Like most “sin taxes,” soda taxes tend to fall on the poorest people the most heavily. Lower-income homes spend a larger proportion of their income on groceries, including sugary drinks. Thus, the tax takes a larger portion of their income. In 2015, came from households earning $50,000 or less annually. For reference, the average household income that year was $56,000. Close to half of the burden of a sugary drink tax would fall on the poorest consumers.
Philadelphia’s finance director acknowledged before it was passed that the soda tax would be regressive and hit poor neighborhoods the hardest.
Studies on the health effects of taxing sweetened drinks haven’t shown promising results. In Philadelphia, the reduction in consumption of sugary drinks was negligible. Instead of drinking less, people shopped somewhere else for soda to avoid the tax, drastically limiting its health effects. Mexico’s soda tax reduced calorie intake by less than 7 calories daily. The same effect happened in Denmark when it attempted to impose sin taxes on sugar, salt and fat. People started shopping in Germany and Sweden instead. Consumers are inevitably left with neighboring jurisdictions or other sweet drinks.
Soda taxes imposed on Philadelphia, Mexico and Denmark had unanticipated effects. In Philadelphia, the tax cost grocery stores $300,000 daily. According to one study, shoppers found it more convenient to buy their groceries in the neighboring communities while they were buying their soda, so sales of products other than sweetened drinks fell — but rose in neighboring communities. This cost Philadelphia 1,192 jobs, $80 million in economic output and $55 million in worker income. One grocery store owner blamed the tax for why it had gone out of business.

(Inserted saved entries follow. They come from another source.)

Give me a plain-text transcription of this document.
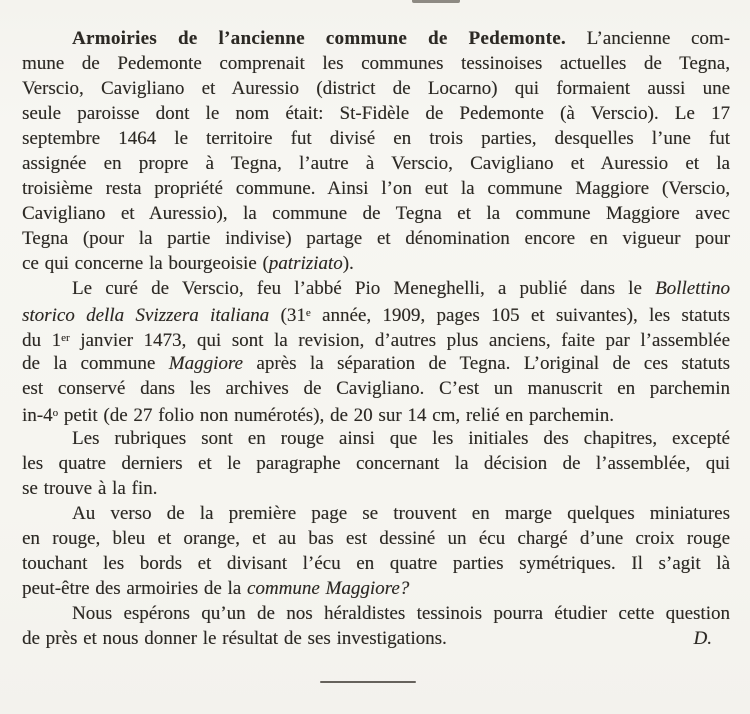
Armoiries de l’ancienne commune de Pedemonte. L’ancienne com-
mune de Pedemonte comprenait les communes tessinoises actuelles de Tegna,
Verscio, Cavigliano et Auressio (district de Locarno) qui formaient aussi une
seule paroisse dont le nom était: St-Fidèle de Pedemonte (à Verscio). Le 17
septembre 1464 le territoire fut divisé en trois parties, desquelles l’une fut
assignée en propre à Tegna, l’autre à Verscio, Cavigliano et Auressio et la
troisième resta propriété commune. Ainsi l’on eut la commune Maggiore (Verscio,
Cavigliano et Auressio), la commune de Tegna et la commune Maggiore avec
Tegna (pour la partie indivise) partage et dénomination encore en vigueur pour
ce qui concerne la bourgeoisie (patriziato).
Le curé de Verscio, feu l’abbé Pio Meneghelli, a publié dans le Bollettino
storico della Svizzera italiana (31e année, 1909, pages 105 et suivantes), les statuts
du 1er janvier 1473, qui sont la revision, d’autres plus anciens, faite par l’assemblée
de la commune Maggiore après la séparation de Tegna. L’original de ces statuts
est conservé dans les archives de Cavigliano. C’est un manuscrit en parchemin
in-4$^o$ petit (de 27 folio non numérotés), de 20 sur 14 cm, relié en parchemin.
Les rubriques sont en rouge ainsi que les initiales des chapitres, excepté
les quatre derniers et le paragraphe concernant la décision de l’assemblée, qui
se trouve à la fin.
Au verso de la première page se trouvent en marge quelques miniatures
en rouge, bleu et orange, et au bas est dessiné un écu chargé d’une croix rouge
touchant les bords et divisant l’écu en quatre parties symétriques. Il s’agit là
peut-être des armoiries de la commune Maggiore?
Nous espérons qu’un de nos héraldistes tessinois pourra étudier cette question
de près et nous donner le résultat de ses investigations.	D.
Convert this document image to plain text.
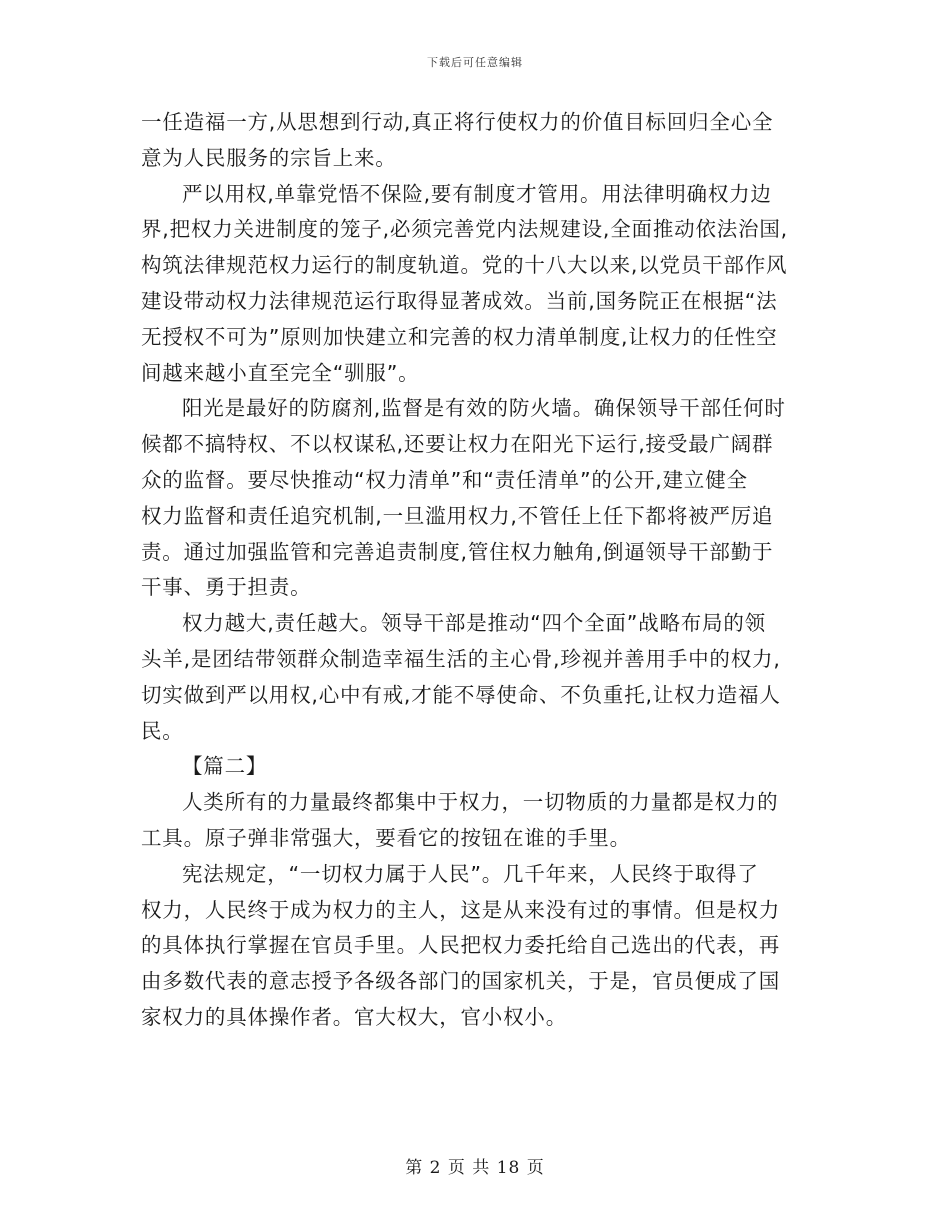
下载后可任意编辑
一任造福一方,从思想到行动,真正将行使权力的价值目标回归全心全
意为人民服务的宗旨上来。
严以用权,单靠党悟不保险,要有制度才管用。用法律明确权力边
界,把权力关进制度的笼子,必须完善党内法规建设,全面推动依法治国,
构筑法律规范权力运行的制度轨道。党的十八大以来,以党员干部作风
建设带动权力法律规范运行取得显著成效。当前,国务院正在根据“法
无授权不可为”原则加快建立和完善的权力清单制度,让权力的任性空
间越来越小直至完全“驯服”。
阳光是最好的防腐剂,监督是有效的防火墙。确保领导干部任何时
候都不搞特权、不以权谋私,还要让权力在阳光下运行,接受最广阔群
众的监督。要尽快推动“权力清单”和“责任清单”的公开,建立健全
权力监督和责任追究机制,一旦滥用权力,不管任上任下都将被严厉追
责。通过加强监管和完善追责制度,管住权力触角,倒逼领导干部勤于
干事、勇于担责。
权力越大,责任越大。领导干部是推动“四个全面”战略布局的领
头羊,是团结带领群众制造幸福生活的主心骨,珍视并善用手中的权力,
切实做到严以用权,心中有戒,才能不辱使命、不负重托,让权力造福人
民。
【篇二】
人类所有的力量最终都集中于权力，一切物质的力量都是权力的
工具。原子弹非常强大，要看它的按钮在谁的手里。
宪法规定，“一切权力属于人民”。几千年来，人民终于取得了
权力，人民终于成为权力的主人，这是从来没有过的事情。但是权力
的具体执行掌握在官员手里。人民把权力委托给自己选出的代表，再
由多数代表的意志授予各级各部门的国家机关，于是，官员便成了国
家权力的具体操作者。官大权大，官小权小。
第 2 页 共 18 页
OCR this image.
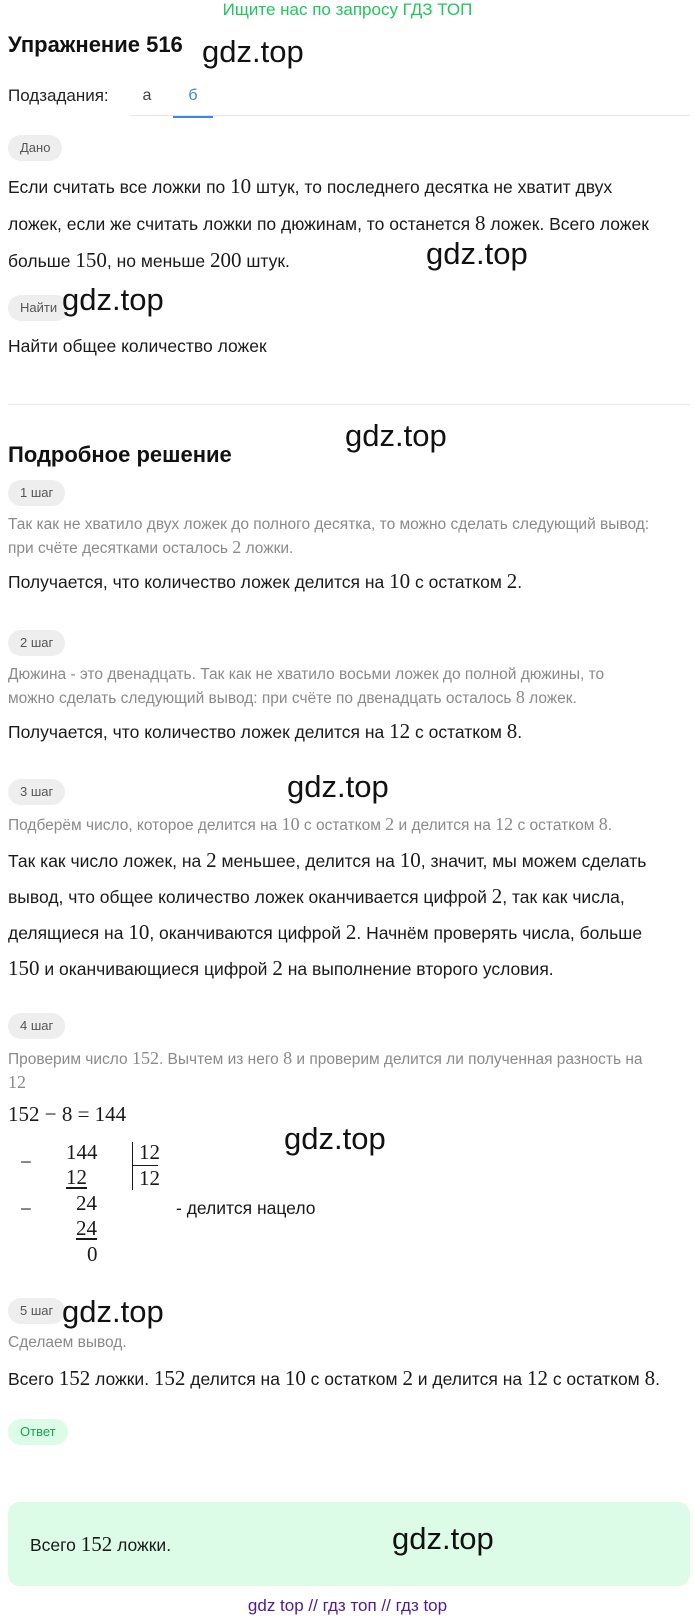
Ищите нас по запросу ГДЗ ТОП
Упражнение 516 gdz.top
Подзадания:	а	б
Дано
Если считать все ложки по 10 штук, то последнего десятка не хватит двух
ложек, если же считать ложки по дюжинам, то останется 8 ложек. Всего ложек
больше 150, но меньше 200 штук.	gdz.top
Найти gdz.top
Найти общее количество ложек
Подробное решение
gdz.top
1 шаг
Так как не хватило двух ложек до полного десятка, то можно сделать следующий вывод:
при счёте десятками осталось 2 ложки.
Получается, что количество ложек делится на 10 с остатком 2.
2 шаг
Дюжина - это двенадцать. Так как не хватило восьми ложек до полной дюжины, то
можно сделать следующий вывод: при счёте по двенадцать осталось 8 ложек.
Получается, что количество ложек делится на 12 с остатком 8.
3 шаг	gdz.top
Подберём число, которое делится на 10 с остатком 2 и делится на 12 с остатком 8.
Так как число ложек, на 2 меньшее, делится на 10, значит, мы можем сделать
вывод, что общее количество ложек оканчивается цифрой 2, так как числа,
делящиеся на 10, оканчиваются цифрой 2. Начнём проверять числа, больше
150 и оканчивающиеся цифрой 2 на выполнение второго условия.
4 шаг
Проверим число 152. Вычтем из него 8 и проверим делится ли полученная разность на
12
152 − 8 = 144
gdz.top
− 144
12
− 24
24
0
12
12
- делится нацело
5 шаг gdz.top
Сделаем вывод.
Всего 152 ложки. 152 делится на 10 с остатком 2 и делится на 12 с остатком 8.
Ответ
Всего 152 ложки.	gdz.top
gdz top // гдз топ // гдз top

The effects in Mexico were more drastic. One estimate found that the tax forced 30,000 businesses to close, with 50,000 jobs lost, not including the soft drink industry itself and agricultural jobs that supported it. Denmark abolished its sugar, salt and fat tax because they lost 5,000 jobs due to it.
By 2019, sugar consumption in the United States consistently dropped from its peak in 1999. Consumers are already choosing to switch at the speeds that best meet their needs and desires. This trend is likely to continue as Gen Z consumers actively avoid sugar at just over twice the rate of Millennials. As consumers become more informed about the health risks of any activity, their behavior changes.
Instead of trying to control consumers, we should keep informing them of the health risks and healthier options they have, then let consumers continue to switch to less sugary drinks as best fits their lives.